Pixel smartphone cameras reveal an EIS set-up, unlike most devices which bear OIS based cameras. Google claims that it works much better than OIS, in low-light settings. Here’s the full explanation!

Pixel Smartphone Cameras

Pixel-Smartphone-Cameras

The Google Pixel and Pixel XL smartphones are one of the finest inventions of Google. The amazing specs and features that the genius company has introduced in the phones, is what makes them so unique and impressive. Google has made them almost identical. The difference between the two is very trivial. So, naturally picking one over the other becomes a pointless task.

The Pixel line, as a whole, is sheer awesomeness. There are millions of reasons why grabbing these phones becomes a must for everyone. One of these reasons being the brilliant camera set-up in the phones. We are already aware that, both the smartphones have similar cameras. They bear a 12.3MP rear shooter and an 8MP front shooter, that come equipped with a phase detection autofocus, a laser autofocus, a f/2.0 aperture and a dual-LED tone flash. Additionally, the camera applications are supported by an HDR+ mode.
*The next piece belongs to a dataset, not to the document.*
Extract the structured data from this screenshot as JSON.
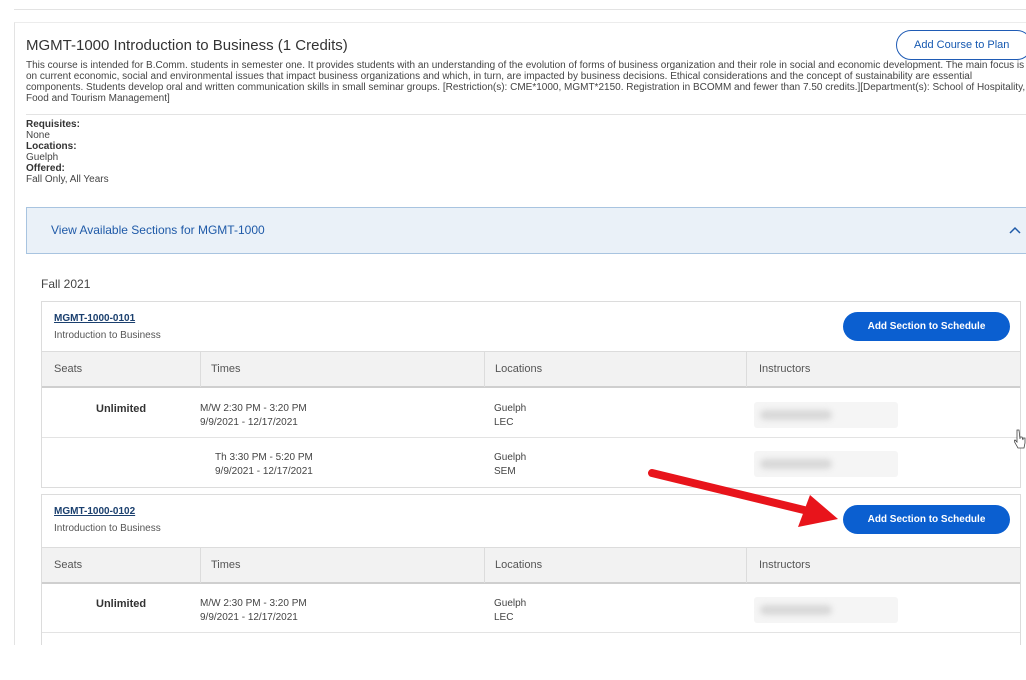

In fact, Google takes pride in calling the Pixel cameras, as the “best smartphone cameras ever made”, and we totally support that.

What makes the Pixel smartphone cameras different from others, is the EIS (Electronic Image Stabilisation) technology behind its set-up. Google, intentionally opted for this technology for the Pixel phones. It did not go with the commonly-used OIS (Optical Image Stabilisation) technology, which is found in most smartphones. And, it has justified this decision with a logical explanation.
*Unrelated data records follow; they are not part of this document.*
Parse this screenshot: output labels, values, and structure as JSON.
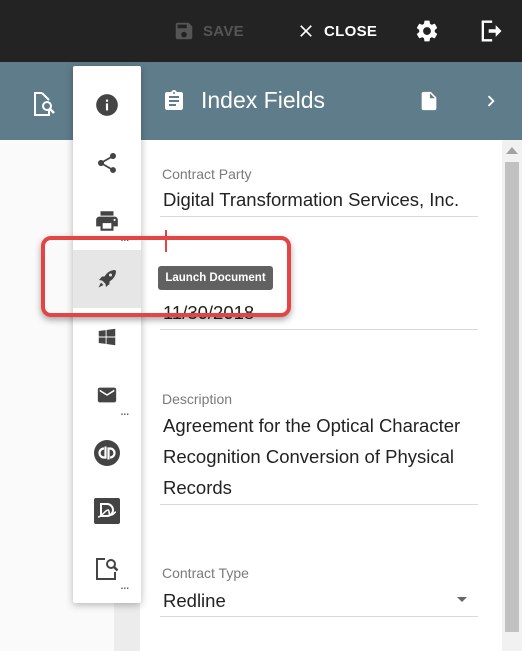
{
  "toolbar": {
    "save_label": "SAVE",
    "close_label": "CLOSE",
    "icons": {
      "save": "floppy-icon",
      "close": "close-icon",
      "settings": "gear-icon",
      "exit": "exit-icon"
    }
  },
  "subheader": {
    "title": "Index Fields",
    "bg_color": "#5f7c8a"
  },
  "side_menu": {
    "items": [
      {
        "name": "info-icon"
      },
      {
        "name": "share-icon"
      },
      {
        "name": "print-icon",
        "has_more": true
      },
      {
        "name": "rocket-icon",
        "active": true
      },
      {
        "name": "windows-icon"
      },
      {
        "name": "email-icon",
        "has_more": true
      },
      {
        "name": "quickbooks-icon"
      },
      {
        "name": "docusign-icon"
      },
      {
        "name": "document-search-icon",
        "has_more": true
      }
    ],
    "more_glyph": "..."
  },
  "tooltip": {
    "text": "Launch Document"
  },
  "fields": {
    "contract_party": {
      "label": "Contract Party",
      "value": "Digital Transformation Services, Inc."
    },
    "date": {
      "value": "11/30/2018"
    },
    "description": {
      "label": "Description",
      "lines": [
        "Agreement for the Optical Character",
        "Recognition Conversion of Physical",
        "Records"
      ]
    },
    "contract_type": {
      "label": "Contract Type",
      "value": "Redline"
    }
  },
  "colors": {
    "highlight": "#e34545",
    "topbar": "#232323"
  }
}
One of the Google employees named, IssacOnCamera, clearly explained Google’s decision for opting EIS over OIS, in a post on the Google Product Forum. This is what he said in his post:

“EIS and OIS have very different goals, so you can’t compare them to ask which is better/worse. OIS primarily improves low light photography by physically compensating for hand shake within each single frame, and EIS improves shaky video by maintaining a consistent framing between multiple video frames.”
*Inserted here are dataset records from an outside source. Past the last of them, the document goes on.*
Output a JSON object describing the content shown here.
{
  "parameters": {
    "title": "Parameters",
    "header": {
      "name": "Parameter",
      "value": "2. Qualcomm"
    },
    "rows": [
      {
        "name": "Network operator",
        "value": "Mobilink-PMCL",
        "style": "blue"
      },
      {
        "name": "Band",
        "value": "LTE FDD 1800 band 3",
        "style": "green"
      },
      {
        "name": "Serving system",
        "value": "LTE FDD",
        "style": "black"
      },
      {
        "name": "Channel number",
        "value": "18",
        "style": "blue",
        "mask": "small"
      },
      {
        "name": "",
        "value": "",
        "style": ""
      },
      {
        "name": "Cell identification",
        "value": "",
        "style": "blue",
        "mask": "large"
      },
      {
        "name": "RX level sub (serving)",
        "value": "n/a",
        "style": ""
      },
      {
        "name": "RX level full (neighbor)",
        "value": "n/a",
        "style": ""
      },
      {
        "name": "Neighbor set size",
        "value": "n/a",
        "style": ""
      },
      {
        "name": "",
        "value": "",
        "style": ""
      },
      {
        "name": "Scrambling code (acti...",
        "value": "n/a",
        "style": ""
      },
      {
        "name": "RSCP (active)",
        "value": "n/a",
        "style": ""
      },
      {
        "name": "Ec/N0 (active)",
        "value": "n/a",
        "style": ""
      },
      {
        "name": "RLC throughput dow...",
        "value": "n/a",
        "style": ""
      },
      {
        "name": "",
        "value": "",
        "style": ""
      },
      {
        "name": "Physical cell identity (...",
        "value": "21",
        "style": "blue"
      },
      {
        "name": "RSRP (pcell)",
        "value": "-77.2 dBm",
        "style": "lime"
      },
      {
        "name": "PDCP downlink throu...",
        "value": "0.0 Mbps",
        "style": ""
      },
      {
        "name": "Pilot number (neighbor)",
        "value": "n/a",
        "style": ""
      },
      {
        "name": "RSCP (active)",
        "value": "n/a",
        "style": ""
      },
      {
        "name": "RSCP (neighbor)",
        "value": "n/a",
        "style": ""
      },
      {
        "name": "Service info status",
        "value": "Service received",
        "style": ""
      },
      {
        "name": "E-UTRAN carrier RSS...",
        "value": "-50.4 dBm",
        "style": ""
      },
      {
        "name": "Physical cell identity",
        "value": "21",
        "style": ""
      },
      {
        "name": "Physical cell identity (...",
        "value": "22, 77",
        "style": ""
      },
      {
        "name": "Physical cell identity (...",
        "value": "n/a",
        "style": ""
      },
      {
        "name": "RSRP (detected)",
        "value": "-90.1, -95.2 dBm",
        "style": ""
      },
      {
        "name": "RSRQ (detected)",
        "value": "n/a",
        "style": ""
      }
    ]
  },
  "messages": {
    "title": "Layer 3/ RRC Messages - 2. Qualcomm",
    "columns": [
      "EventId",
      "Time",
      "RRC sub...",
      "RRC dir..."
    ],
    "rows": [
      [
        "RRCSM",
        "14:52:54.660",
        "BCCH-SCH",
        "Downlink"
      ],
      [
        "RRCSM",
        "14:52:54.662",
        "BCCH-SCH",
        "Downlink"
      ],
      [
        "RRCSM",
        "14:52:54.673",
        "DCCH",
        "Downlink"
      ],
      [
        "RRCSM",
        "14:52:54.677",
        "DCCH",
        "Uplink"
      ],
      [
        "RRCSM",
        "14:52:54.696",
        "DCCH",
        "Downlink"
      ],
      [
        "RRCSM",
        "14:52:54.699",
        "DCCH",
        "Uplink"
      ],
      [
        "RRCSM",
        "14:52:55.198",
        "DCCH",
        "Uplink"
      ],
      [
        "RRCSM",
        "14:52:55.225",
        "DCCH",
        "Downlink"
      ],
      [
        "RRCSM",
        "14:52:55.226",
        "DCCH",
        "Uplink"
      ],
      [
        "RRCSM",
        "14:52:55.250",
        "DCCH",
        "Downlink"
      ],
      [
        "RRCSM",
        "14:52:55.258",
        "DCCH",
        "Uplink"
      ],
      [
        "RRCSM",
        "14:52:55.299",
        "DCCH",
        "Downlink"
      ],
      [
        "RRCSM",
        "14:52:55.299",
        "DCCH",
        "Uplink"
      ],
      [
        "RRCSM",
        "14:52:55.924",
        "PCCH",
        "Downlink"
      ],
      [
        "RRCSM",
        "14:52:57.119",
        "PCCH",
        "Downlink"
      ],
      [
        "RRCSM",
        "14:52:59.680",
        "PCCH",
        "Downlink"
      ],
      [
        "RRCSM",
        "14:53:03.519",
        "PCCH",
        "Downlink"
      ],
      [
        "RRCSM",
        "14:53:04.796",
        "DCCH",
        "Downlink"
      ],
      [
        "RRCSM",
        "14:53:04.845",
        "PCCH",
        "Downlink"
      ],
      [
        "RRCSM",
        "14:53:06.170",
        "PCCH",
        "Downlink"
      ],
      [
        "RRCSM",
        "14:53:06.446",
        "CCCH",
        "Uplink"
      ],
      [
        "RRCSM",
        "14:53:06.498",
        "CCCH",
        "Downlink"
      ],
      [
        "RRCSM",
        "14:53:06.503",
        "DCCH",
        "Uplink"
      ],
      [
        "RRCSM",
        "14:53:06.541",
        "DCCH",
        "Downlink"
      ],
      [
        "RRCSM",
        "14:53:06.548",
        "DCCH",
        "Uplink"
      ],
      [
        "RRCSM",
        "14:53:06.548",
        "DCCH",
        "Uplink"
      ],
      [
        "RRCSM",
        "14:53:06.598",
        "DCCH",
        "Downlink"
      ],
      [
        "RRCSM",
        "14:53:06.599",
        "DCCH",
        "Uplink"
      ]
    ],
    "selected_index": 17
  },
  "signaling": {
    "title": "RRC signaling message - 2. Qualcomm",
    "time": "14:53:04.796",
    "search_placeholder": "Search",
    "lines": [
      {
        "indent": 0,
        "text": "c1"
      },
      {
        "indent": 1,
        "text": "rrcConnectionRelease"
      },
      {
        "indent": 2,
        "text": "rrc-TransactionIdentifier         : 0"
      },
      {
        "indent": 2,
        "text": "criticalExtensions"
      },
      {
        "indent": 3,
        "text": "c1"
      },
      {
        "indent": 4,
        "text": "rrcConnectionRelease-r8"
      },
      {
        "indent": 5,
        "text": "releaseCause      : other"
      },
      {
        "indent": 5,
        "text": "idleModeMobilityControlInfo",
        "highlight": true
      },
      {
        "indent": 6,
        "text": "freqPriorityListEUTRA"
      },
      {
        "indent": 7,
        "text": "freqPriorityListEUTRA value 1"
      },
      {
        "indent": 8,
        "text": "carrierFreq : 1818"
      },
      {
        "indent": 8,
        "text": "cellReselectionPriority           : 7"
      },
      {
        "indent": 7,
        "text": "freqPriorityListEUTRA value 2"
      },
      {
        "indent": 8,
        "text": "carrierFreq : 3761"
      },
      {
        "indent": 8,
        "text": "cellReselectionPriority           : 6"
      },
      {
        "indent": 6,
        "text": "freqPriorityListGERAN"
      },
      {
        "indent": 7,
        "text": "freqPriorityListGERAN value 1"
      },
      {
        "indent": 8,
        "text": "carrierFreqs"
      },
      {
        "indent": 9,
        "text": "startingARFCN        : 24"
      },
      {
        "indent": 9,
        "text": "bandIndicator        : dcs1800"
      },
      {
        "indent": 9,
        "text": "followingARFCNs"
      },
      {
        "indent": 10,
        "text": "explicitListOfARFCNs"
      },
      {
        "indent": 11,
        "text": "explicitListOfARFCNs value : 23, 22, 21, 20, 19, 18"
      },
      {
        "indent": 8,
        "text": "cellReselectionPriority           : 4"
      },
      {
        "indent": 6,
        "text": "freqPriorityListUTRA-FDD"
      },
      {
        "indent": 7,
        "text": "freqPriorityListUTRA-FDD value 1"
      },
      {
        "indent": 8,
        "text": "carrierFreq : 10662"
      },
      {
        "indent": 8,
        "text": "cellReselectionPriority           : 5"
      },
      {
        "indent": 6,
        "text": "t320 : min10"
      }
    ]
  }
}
IssacOnCamera, further explained that, while OIS worked better only for still photos taken under low-light settings; EIS was capable of doing the same for videos, as well. It supported 4K resolution videos perfectly. That’s why it seemed like a better fit for the Pixel smartphone Cameras. Additionally, OIS had “all kinds of tradeoffs” attached to it, especially the size. So, fitting a slim device like Pixel, with an OIS camera, seemed impossible. With EIS, Google didn’t have to face any such problem. Also, the HDR+ mode was enough to compensate for the loss of OIS in Pixel smartphone cameras; as it made low-light photography better.

We must admit that the reasons given by IssacOnCamera on behalf of Google, are quite practical. It is understood, why Google found EIS as a feasible option for Pixel smartphone cameras. One can notice how the technology has only made the phones better, in a way. In fact, one must congratulate Google for taking such a risk and making positive efforts. This clearly shows the company’s dedication towards its products and the customers. For the Pixel smartphone cameras only two words come to mind now: KUDOS GOOGLE!